Reflexos.
agosto 15, 2008
Bom é caminhar nas ruas barulhentas do centro da cidade. Comprar livros baratos, ver filmes raros, que sei lá por que são esquecidos nas grandes prateleiras do ccbb.
Aprender com as interrogações. Observar o chão, as pessoas, o céu, os carros que passam apressados, os ônibus que param fora dos pontos.
Bom é se encontrar nos olhares alheios, nos olhares soltos, dispersos no ar. E encontrar sorrisos nas tardes movimentadas.
Entrar e sair de prédios com construções antigas. Pensar na pressa que rege toda a engrenagem sócio-econômica das grandes metrópoles.
Bom é viver. Viver aproveitando pequenas-grandes-coisas. E, principalmente, aprender a sorrir com sinceridade, com vontade, com sonhos, e com todas essas coisas de sempre.
Precisa-se: “Organizador de idéias”
agosto 9, 2008
Pra perceber o caminho, é preciso caminhar. E caminho. Construo mil coisas, enquanto faço duas ou três. Imagino cenas. Tentando fazer valer cada detalhe. Mas as construções são esquecidas com o tempo. Digamos que a memória não contribua muito com a quantidade de sonhos e projetos. Idéias são construídas, planejadas e esquecidas. Precisando de um “organizador de idéias”. Acho que é só isso que falta, pra tudo ser como o planejado!
[ terça ].
agosto 5, 2008
O intervalo entre os pensamentos e as ações precisa ser menor. Essa é uma das quase-certezas de hoje. Terça de reflexões. De raiva com o que está ao redor. Com um monte de coisa pra ser dita, pra ser feita. Agora vou lá, aproveitar o que fim de tarde pode oferecer.
Assim, vamos?
agosto 1, 2008
O mundo gira. Vai girando. Segue girando. E de vez em quando acaba no mesmo lugar. O começo lembra o fim. Que por sua vez, lembra um outro começo. Assim, segue. Assim, vai. Vamos? Vamos pra qualquer lugar que você queira ir. Verdades são traçadas. Mas é vão. Ofereço dúvidas e certezas. Você escolhe o que quer levar. Só você pode escolher. E mais, pode escolher o que quiser. Passeios nos dias nublados, filmes com legendas, você que sabe. Andar é sempre bom. E andar pra frente é digno.
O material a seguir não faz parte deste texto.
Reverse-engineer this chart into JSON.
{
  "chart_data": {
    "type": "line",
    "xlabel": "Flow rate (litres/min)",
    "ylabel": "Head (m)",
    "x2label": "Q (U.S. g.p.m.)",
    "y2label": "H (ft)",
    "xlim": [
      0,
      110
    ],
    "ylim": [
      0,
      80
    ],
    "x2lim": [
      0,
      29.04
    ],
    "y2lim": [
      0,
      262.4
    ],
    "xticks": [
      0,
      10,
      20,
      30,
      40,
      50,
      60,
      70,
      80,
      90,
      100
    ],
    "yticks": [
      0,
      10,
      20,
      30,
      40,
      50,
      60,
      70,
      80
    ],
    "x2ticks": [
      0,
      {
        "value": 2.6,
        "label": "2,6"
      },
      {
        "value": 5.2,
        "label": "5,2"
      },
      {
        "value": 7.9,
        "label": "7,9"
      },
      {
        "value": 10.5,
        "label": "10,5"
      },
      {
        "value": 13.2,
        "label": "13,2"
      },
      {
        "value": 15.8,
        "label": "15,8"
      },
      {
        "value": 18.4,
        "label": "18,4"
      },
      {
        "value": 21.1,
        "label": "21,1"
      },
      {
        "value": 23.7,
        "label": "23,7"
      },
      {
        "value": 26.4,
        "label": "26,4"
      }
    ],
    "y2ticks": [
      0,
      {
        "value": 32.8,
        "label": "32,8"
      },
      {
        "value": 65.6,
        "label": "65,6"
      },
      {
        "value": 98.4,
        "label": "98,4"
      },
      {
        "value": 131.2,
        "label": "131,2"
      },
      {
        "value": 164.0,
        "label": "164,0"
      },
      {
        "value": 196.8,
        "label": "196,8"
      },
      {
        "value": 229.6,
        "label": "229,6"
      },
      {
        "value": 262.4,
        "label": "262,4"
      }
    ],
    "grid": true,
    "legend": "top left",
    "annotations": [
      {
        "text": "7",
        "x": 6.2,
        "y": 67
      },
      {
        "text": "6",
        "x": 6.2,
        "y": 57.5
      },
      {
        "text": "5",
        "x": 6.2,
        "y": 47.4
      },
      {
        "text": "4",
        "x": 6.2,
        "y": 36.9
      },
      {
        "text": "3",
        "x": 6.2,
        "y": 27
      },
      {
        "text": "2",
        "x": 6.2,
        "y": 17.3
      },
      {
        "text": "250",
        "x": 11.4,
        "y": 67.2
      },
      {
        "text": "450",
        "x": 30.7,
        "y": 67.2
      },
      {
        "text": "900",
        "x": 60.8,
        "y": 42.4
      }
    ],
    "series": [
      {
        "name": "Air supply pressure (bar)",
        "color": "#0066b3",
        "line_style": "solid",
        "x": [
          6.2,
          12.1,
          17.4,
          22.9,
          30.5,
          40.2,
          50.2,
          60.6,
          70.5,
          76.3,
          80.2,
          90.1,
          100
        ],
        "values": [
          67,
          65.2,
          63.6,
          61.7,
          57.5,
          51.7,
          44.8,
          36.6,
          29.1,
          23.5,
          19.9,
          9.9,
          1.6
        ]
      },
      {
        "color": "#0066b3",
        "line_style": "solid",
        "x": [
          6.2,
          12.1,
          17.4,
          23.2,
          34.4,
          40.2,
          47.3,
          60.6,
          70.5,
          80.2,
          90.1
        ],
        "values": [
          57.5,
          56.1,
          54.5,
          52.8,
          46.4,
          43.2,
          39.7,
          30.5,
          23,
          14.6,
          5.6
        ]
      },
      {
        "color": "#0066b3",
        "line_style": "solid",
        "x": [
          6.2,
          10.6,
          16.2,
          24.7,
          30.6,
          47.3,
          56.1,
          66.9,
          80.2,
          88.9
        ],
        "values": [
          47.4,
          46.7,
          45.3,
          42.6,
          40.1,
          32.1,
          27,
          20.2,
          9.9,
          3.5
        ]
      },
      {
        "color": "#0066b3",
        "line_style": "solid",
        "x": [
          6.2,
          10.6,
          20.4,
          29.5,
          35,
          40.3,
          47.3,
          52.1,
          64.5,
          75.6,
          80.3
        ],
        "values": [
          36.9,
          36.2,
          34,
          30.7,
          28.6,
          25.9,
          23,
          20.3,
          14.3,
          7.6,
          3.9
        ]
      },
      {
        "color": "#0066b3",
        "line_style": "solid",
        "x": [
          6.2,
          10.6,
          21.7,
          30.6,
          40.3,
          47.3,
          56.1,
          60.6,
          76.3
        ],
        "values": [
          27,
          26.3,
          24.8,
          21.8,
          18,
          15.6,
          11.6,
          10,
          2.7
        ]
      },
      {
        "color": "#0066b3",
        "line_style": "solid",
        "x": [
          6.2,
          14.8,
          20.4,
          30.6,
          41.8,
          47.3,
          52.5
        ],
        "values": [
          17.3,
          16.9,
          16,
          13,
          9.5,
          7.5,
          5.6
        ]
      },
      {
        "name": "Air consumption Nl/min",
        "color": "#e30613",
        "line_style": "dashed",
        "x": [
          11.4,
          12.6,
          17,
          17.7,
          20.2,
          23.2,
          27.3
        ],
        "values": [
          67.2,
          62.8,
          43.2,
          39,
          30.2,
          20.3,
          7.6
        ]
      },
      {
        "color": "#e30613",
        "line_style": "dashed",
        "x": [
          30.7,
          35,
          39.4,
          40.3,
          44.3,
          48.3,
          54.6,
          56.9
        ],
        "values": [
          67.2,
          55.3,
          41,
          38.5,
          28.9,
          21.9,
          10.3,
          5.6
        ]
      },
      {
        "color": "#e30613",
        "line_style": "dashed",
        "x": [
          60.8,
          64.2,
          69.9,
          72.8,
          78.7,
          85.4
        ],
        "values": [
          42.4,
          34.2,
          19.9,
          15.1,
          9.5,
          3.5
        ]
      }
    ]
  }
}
Traço certezas. E apago. Traço verdades. E rabisco. Traço planos. E escrevo. Imagino o futuro. Crio o futuro. Inverto o passado. Re-crio. Com medos, com sonhos, com tentativas, com invenções. Talvez eu até saiba das coisas. De algumas coisas. Talvez poucas.
Repito argumentos. Te invento. Apago. Mas não tudo. Não dá pra apagar tudo. Mas tento. Só não sei o que tento. Talvez não lembre. Talvez você não lembre. Talvez ninguém lembre de nada. É filosofia. São contos!? São tontos. São. E somos. Mesmo sem perceber, somos. Somos um monte de linhas, de planos. Estações. Luzes. Rio. Eu rio. E choro. Imploro. Não sei. Talvez não lembre. Talvez. Tudo depende de como estamos olhando. Talvez seja só isso. É simples. É vago. É fácil. E complicado demais pra tentar entender. Viver. Sim, viver! Entendendo ou não. Mas observando. Criando. Tentando. Seguindo.
E assim, vamos pra onde você quiser. Vamos sorrindo. Por mais que sejam caminhos opostos, sorrimos. Porque o mundo gira. Vai girando. Segue girando. Assim, vai. Assim, vamos?